Finding Success Outside of Your Studies: How to Take the Next Step

Need some career advice? In this panel, career specialists will be available to give advice on how to find and secure research positions, and jobs within the industry during and after the students’ undergraduate degrees. The panellists will guide you through your job search, give insight in regards to what to expect during the interview process, and will share some tips to having a successful professional career.

Meet our career specialists below!

Dr. Javed Iqbal (he/him)

Director Science Co-op, University of British Columbia 

Dr. Javed Iqbal is the director of the Science Co-op Programs and an Adjunct Professor of Physics at the University of British Columbia (UBC). At UBC he has taught first year physics for 30 years and has been instrumental in promoting the use of clickers at UBC and other Canadian universities. In 2004, he was awarded the Killam Teaching Prize. Dr. Iqbal received his Doctoral Degree in Theoretical Nuclear Physics from Indiana University and his undergraduate degree from Quaid-e-Azam University (Islamabad, Pakistan).
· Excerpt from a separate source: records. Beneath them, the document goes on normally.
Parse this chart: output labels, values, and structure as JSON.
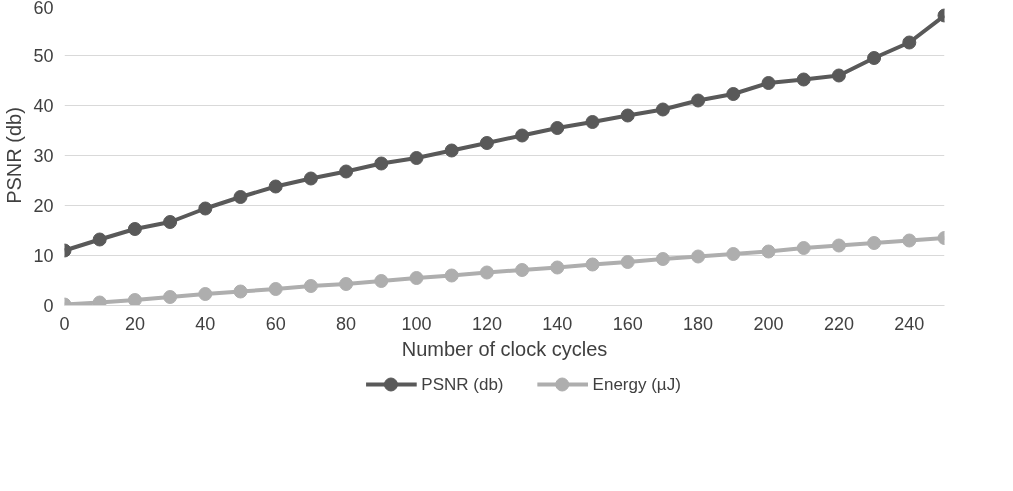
{
  "chart_data": {
    "type": "line",
    "xlabel": "Number of clock cycles",
    "ylabel": "PSNR (db)",
    "x": [
      0,
      10,
      20,
      30,
      40,
      50,
      60,
      70,
      80,
      90,
      100,
      110,
      120,
      130,
      140,
      150,
      160,
      170,
      180,
      190,
      200,
      210,
      220,
      230,
      240,
      250
    ],
    "series": [
      {
        "name": "PSNR (db)",
        "color": "#595959",
        "values": [
          11,
          13.2,
          15.3,
          16.7,
          19.4,
          21.7,
          23.8,
          25.4,
          26.8,
          28.4,
          29.5,
          31,
          32.5,
          34,
          35.5,
          36.7,
          38,
          39.2,
          41,
          42.3,
          44.5,
          45.2,
          46,
          49.5,
          52.6,
          58
        ]
      },
      {
        "name": "Energy (µJ)",
        "color": "#aeaeae",
        "values": [
          0.2,
          0.6,
          1.1,
          1.7,
          2.3,
          2.8,
          3.3,
          3.9,
          4.3,
          4.9,
          5.5,
          6,
          6.6,
          7.1,
          7.6,
          8.2,
          8.7,
          9.3,
          9.8,
          10.3,
          10.8,
          11.5,
          12,
          12.5,
          13,
          13.5
        ]
      }
    ],
    "xlim": [
      0,
      250
    ],
    "ylim": [
      0,
      60
    ],
    "xticks": [
      0,
      20,
      40,
      60,
      80,
      100,
      120,
      140,
      160,
      180,
      200,
      220,
      240
    ],
    "yticks": [
      0,
      10,
      20,
      30,
      40,
      50,
      60
    ],
    "grid": "y",
    "legend": "bottom",
    "marker": "circle",
    "line_style": "solid"
  }
}
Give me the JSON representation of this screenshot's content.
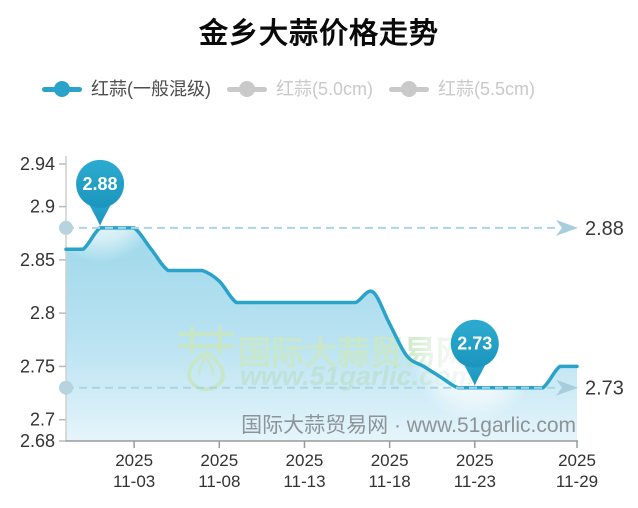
{
  "title": "金乡大蒜价格走势",
  "legend": [
    {
      "label": "红蒜(一般混级)",
      "active": true
    },
    {
      "label": "红蒜(5.0cm)",
      "active": false
    },
    {
      "label": "红蒜(5.5cm)",
      "active": false
    }
  ],
  "colors": {
    "series": "#29a3c9",
    "balloon_top": "#2cabd0",
    "balloon_bottom": "#1b95bd",
    "area_top": "#7ccbe2",
    "area_mid": "#aadcee",
    "area_bottom": "#e6f5fb",
    "inactive": "#c9c9c9",
    "legend_text": "#4d4d4d",
    "dashed": "#a9d6e5",
    "arrow": "#a6cedd",
    "dot": "#b7d3dd",
    "axis_text": "#333333",
    "annotation_text": "#3a3a3a",
    "watermark_green": "#cbe8c6",
    "watermark_teal": "#bce2d2",
    "watermark_gray": "#8d9499"
  },
  "watermark_center": {
    "line1": "国际大蒜贸易网",
    "line2": "www.51garlic.com"
  },
  "watermark_bottom": "国际大蒜贸易网 · www.51garlic.com",
  "chart_data": {
    "type": "area",
    "title": "金乡大蒜价格走势",
    "series_name": "红蒜(一般混级)",
    "x": [
      "2025-10-30",
      "2025-10-31",
      "2025-11-01",
      "2025-11-02",
      "2025-11-03",
      "2025-11-04",
      "2025-11-05",
      "2025-11-06",
      "2025-11-07",
      "2025-11-08",
      "2025-11-09",
      "2025-11-10",
      "2025-11-11",
      "2025-11-12",
      "2025-11-13",
      "2025-11-14",
      "2025-11-15",
      "2025-11-16",
      "2025-11-17",
      "2025-11-18",
      "2025-11-19",
      "2025-11-20",
      "2025-11-21",
      "2025-11-22",
      "2025-11-23",
      "2025-11-24",
      "2025-11-25",
      "2025-11-26",
      "2025-11-27",
      "2025-11-28",
      "2025-11-29"
    ],
    "values": [
      2.86,
      2.86,
      2.88,
      2.88,
      2.88,
      2.86,
      2.84,
      2.84,
      2.84,
      2.83,
      2.81,
      2.81,
      2.81,
      2.81,
      2.81,
      2.81,
      2.81,
      2.81,
      2.82,
      2.79,
      2.76,
      2.75,
      2.74,
      2.73,
      2.73,
      2.73,
      2.73,
      2.73,
      2.73,
      2.75,
      2.75
    ],
    "ylim": [
      2.68,
      2.94
    ],
    "yticks": [
      2.94,
      2.9,
      2.85,
      2.8,
      2.75,
      2.7,
      2.68
    ],
    "ytick_labels": [
      "2.94",
      "2.9",
      "2.85",
      "2.8",
      "2.75",
      "2.7",
      "2.68"
    ],
    "xticks": [
      {
        "index": 4,
        "line1": "2025",
        "line2": "11-03"
      },
      {
        "index": 9,
        "line1": "2025",
        "line2": "11-08"
      },
      {
        "index": 14,
        "line1": "2025",
        "line2": "11-13"
      },
      {
        "index": 19,
        "line1": "2025",
        "line2": "11-18"
      },
      {
        "index": 24,
        "line1": "2025",
        "line2": "11-23"
      },
      {
        "index": 30,
        "line1": "2025",
        "line2": "11-29"
      }
    ],
    "annotations": [
      {
        "label": "2.88",
        "value": 2.88,
        "index": 2
      },
      {
        "label": "2.73",
        "value": 2.73,
        "index": 24
      }
    ],
    "grid": false,
    "legend_position": "top",
    "smooth": true
  }
}
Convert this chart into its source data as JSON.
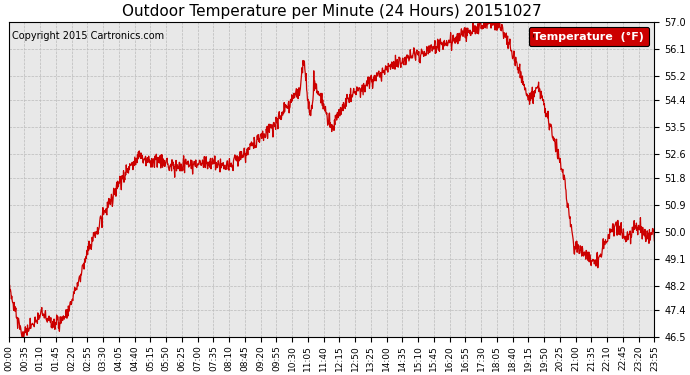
{
  "title": "Outdoor Temperature per Minute (24 Hours) 20151027",
  "copyright": "Copyright 2015 Cartronics.com",
  "legend_label": "Temperature  (°F)",
  "line_color": "#cc0000",
  "background_color": "#ffffff",
  "plot_bg_color": "#e8e8e8",
  "grid_color": "#bbbbbb",
  "ylim": [
    46.5,
    57.0
  ],
  "yticks": [
    46.5,
    47.4,
    48.2,
    49.1,
    50.0,
    50.9,
    51.8,
    52.6,
    53.5,
    54.4,
    55.2,
    56.1,
    57.0
  ],
  "xtick_labels": [
    "00:00",
    "00:35",
    "01:10",
    "01:45",
    "02:20",
    "02:55",
    "03:30",
    "04:05",
    "04:40",
    "05:15",
    "05:50",
    "06:25",
    "07:00",
    "07:35",
    "08:10",
    "08:45",
    "09:20",
    "09:55",
    "10:30",
    "11:05",
    "11:40",
    "12:15",
    "12:50",
    "13:25",
    "14:00",
    "14:35",
    "15:10",
    "15:45",
    "16:20",
    "16:55",
    "17:30",
    "18:05",
    "18:40",
    "19:15",
    "19:50",
    "20:25",
    "21:00",
    "21:35",
    "22:10",
    "22:45",
    "23:20",
    "23:55"
  ],
  "title_fontsize": 11,
  "tick_fontsize": 7,
  "copyright_fontsize": 7,
  "legend_fontsize": 8,
  "line_width": 0.9
}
Interests: Research areas include theoretical nuclear physics, study of symmetry violation in nuclei, computational physics, Co-operative Education and Experiential Education.

For more information on UBC’s Science Co-op, visit this website.

Dr. Kirk Kaminsky (he/him)

Undergraduate Physics Advisor, University of Alberta 

After completing his degree in Applied Mathematics (Co-op) at Waterloo, Kirk completed his PhD in Physics at the University of Alberta. After a postdoctoral fellowship at Caltech in the string theory group, he left physics research for physics teaching — preferring to work with people instead of the number zero. While pursuing a somewhat superfluous after-degree in Education, he was invited to teach physics part-time at the University of Alberta, before becoming a full-time Faculty Lecturer there in 2007. Lured by the educational promise of the smartphone/tablet revolution, he ‘retired’ from teaching in 2014 to pursue independent educational software design on iOS. He was lured back to teaching in 2017 and later assumed the additional role of physics undergraduate advisor at UofA, where he is again full-time — much to the relief of his wife. He has worked for federal government research labs in Ontario and Alberta, Microsoft in Redmond, and has lived in Waterloo, Seattle, Los Angeles (Pasadena) and New York. One of his favourite activities is running in the Edmonton river valley while listening to provocative podcasts. He wishes he was faster.

Interests: Quantum field theory, string theory, mathematics, physics and mathematics education software, physics simulation, C++ and iOS development, running.

Maurice Fernandes (he/him)

Career Education Specialist, *X University 

Maurice Fernandes is an award-winning HR professional with over 20 years of experience specializing in campus recruitment, employment brand, and career education. Maurice’s HR/Recruitment experience has taken him as far west as Silicon Valley and as far east as Prince Edward Island. Maurice was responsible for an early talent acquisition program that was recognized by Canada’s Top Employers for Young People. Maurice has spoken about HR/recruitment best practices and labour trends at a variety of conferences and campuses and contributed to articles for the Globe and Mail and the Canadian HR Reporter. Maurice is currently a member of the Career & Co-op Centre and has the privilege of supporting the talented Faculty of Science Undergraduate student population. When not geeking out over labour trends, Maurice can be found on a softball diamond or obsessing over his fantasy football team and ice cream recipes.

Interests: People and culture, early talent acquisition trends, chaos theory in careers, and cats!

For more information on Ryerson’s Careers and Co-op Center, visit this website.

*For more information regarding the history of the university’s namesake and Indigenous community member’s demands to change the name see: Open Letter from Indigenous students published by the Yellowhead Institute, the Globe and Mail article by Indigenous faculty member Anne Spice, and the work by the Standing Strong (Mash Koh Wee Kah Poo Win) Task Force.